Numéro du répertoire général : N° RG 24/04562 – N° Portalis DBYB-W-B7I-O4AG
DATE : 14 Avril 2026
ORDONNANCE
Après débats à l’audience du 26 février 2026
Nous, Magali ESTEVE, vice-présidente, juge de la mise en état, assistée de Françoise CHAZAL, greffière, avons rendu l’ordonnance dont la teneur suit le 14 Avril 2026,
DEMANDEURS
Madame [Z] [V]
née le 18 Octobre 1958 à [Localité 2],
demeurant [Adresse 2]
Monsieur [U] [C]
né le 08 Juillet 1961 à [Localité 3],
demeurant [Adresse 2]
représentés par Maître Sophie DEBERNARD JULIEN de la SCP PALIES – DEBERNARD-JULIEN – MARTIN-VELEINE – CLAISE – PJDA, avocats au barreau de MONTPELLIER
DEFENDERESSES
S.A.S. FLEX FUEL ENERGY DEVELOPMENT, RCS de [Localité 4] n° 511 026 148, , prise en la personne de son représentant légal domicilié en cette qualité au siège social sis [Adresse 3]
représentée par Maître Gilles LASRY de la SCP D’AVOCATS BRUGUES – LASRY, avocats au barreau de MONTPELLIER
S.A.R.L. PROMECAT, enregistrée au RCS de [Localité 5] sous le n° 414 578 096, prise en la personne de son représentant légal en exercice demeurant et domicilié ès qualités au siège social sis [Adresse 4]

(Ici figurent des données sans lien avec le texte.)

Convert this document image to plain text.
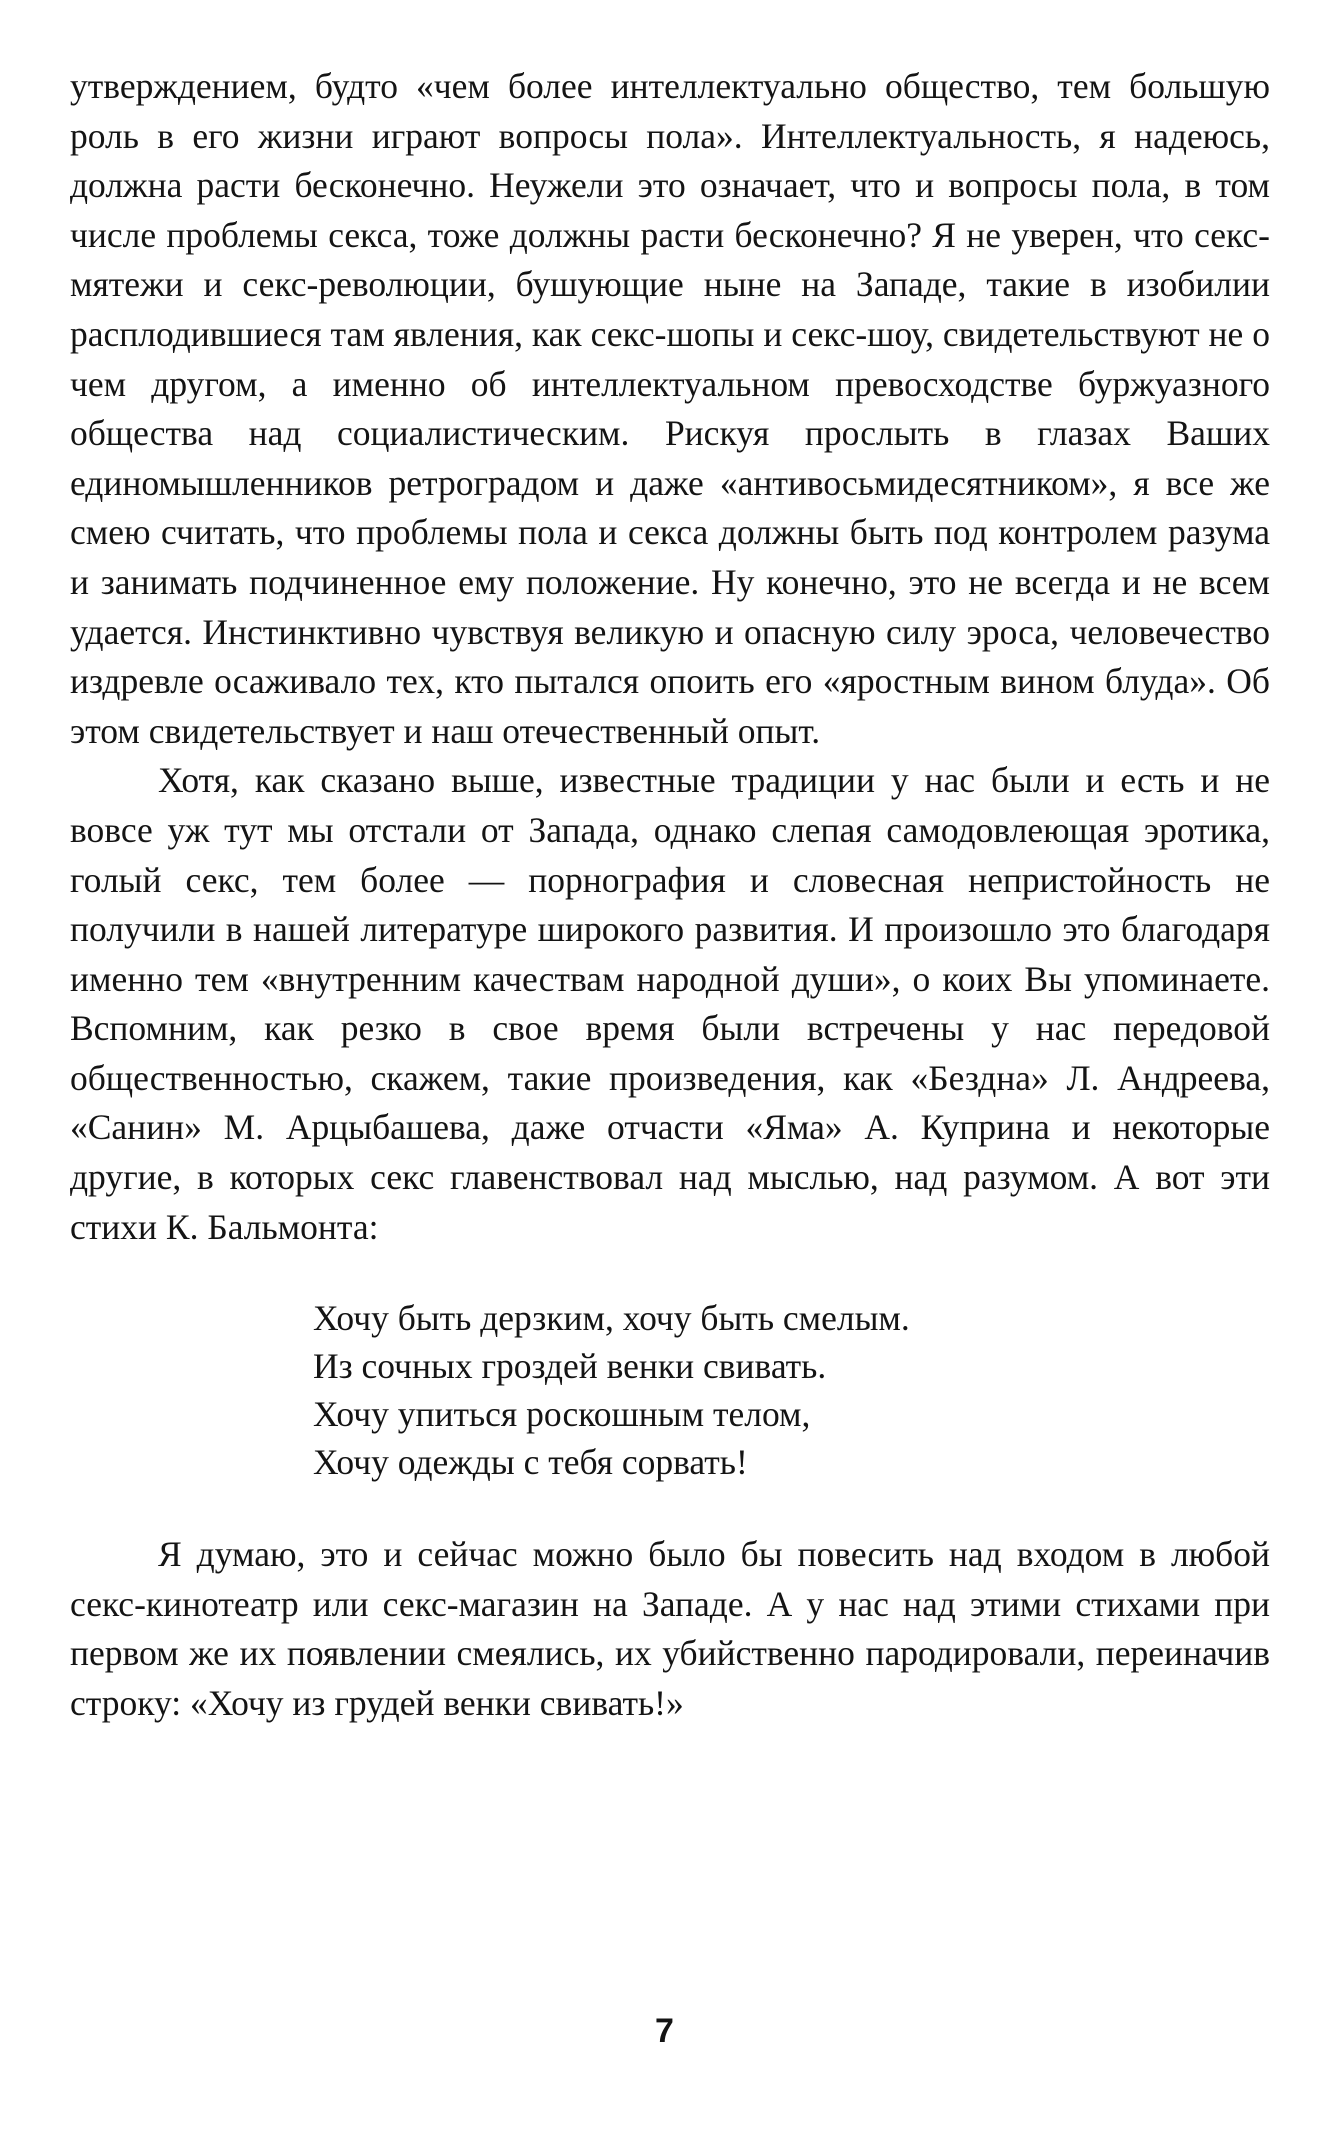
утверждением, будто «чем более интеллектуально общество, тем большую роль в его жизни играют вопросы пола». Интеллектуальность, я надеюсь, должна расти бесконечно. Неужели это означает, что и вопросы пола, в том числе проблемы секса, тоже должны расти бесконечно? Я не уверен, что секс-мятежи и секс-революции, бушующие ныне на Западе, такие в изобилии расплодившиеся там явления, как секс-шопы и секс-шоу, свидетельствуют не о чем другом, а именно об интеллектуальном превосходстве буржуазного общества над социалистическим. Рискуя прослыть в глазах Ваших единомышленников ретроградом и даже «антивосьмидесятником», я все же смею считать, что проблемы пола и секса должны быть под контролем разума и занимать подчиненное ему положение. Ну конечно, это не всегда и не всем удается. Инстинктивно чувствуя великую и опасную силу эроса, человечество издревле осаживало тех, кто пытался опоить его «яростным вином блуда». Об этом свидетельствует и наш отечественный опыт.

Хотя, как сказано выше, известные традиции у нас были и есть и не вовсе уж тут мы отстали от Запада, однако слепая самодовлеющая эротика, голый секс, тем более — порнография и словесная непристойность не получили в нашей литературе широкого развития. И произошло это благодаря именно тем «внутренним качествам народной души», о коих Вы упоминаете. Вспомним, как резко в свое время были встречены у нас передовой общественностью, скажем, такие произведения, как «Бездна» Л. Андреева, «Санин» М. Арцыбашева, даже отчасти «Яма» А. Куприна и некоторые другие, в которых секс главенствовал над мыслью, над разумом. А вот эти стихи К. Бальмонта:

Хочу быть дерзким, хочу быть смелым.
Из сочных гроздей венки свивать.
Хочу упиться роскошным телом,
Хочу одежды с тебя сорвать!

Я думаю, это и сейчас можно было бы повесить над входом в любой секс-кинотеатр или секс-магазин на Западе. А у нас над этими стихами при первом же их появлении смеялись, их убийственно пародировали, переиначив строку: «Хочу из грудей венки свивать!»

7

représentée par Maître Yann LE TARGAT de la SELARL VINCKEL – ARMANDET – LE TARGAT – BARAT BAIER, avocats au barreau de MONTPELLIER
EXPOSE DU LITIGE
Faits et procédure :
Madame [V] [Z] et Monsieur [C] [U] sont propriétaires d’un véhicule de marque SKODA modèle KAROQ immatriculé [Immatriculation 1].
Selon facture du 25 novembre 2022, la société PROMECAT a installé sur le véhicule un boitier de conversion éthanol du fabricant FLEX-FUEL ENERGY DEVELOPMENT.
Le moteur du véhicule a présenté des dysfonctionnements, et selon facture du 24 janvier 2023, la société PROMECAT a procédé au changement des quatre bougies d’allumage du moteur.
Devant la persistance des dysfonctionnements, le boitier a été remplacé le 7 février 2023 par la société PROMECAT, puis a été déconnecté, sans succès.
Une expertise amiable à la demande de l’assurance de Madame [V] [Z] et Monsieur [C] [U] a été réalisée au contradictoire de la société PROMECAT, une première réunion a eu lieu le 12 juin 2023, et une seconde réunion a été organisée le 17 juillet 2023 au contradictoire également de la société FLEX FUEL ENERGY DEVELOPMENT. Le rapport a été rendu le 9 aout 2023.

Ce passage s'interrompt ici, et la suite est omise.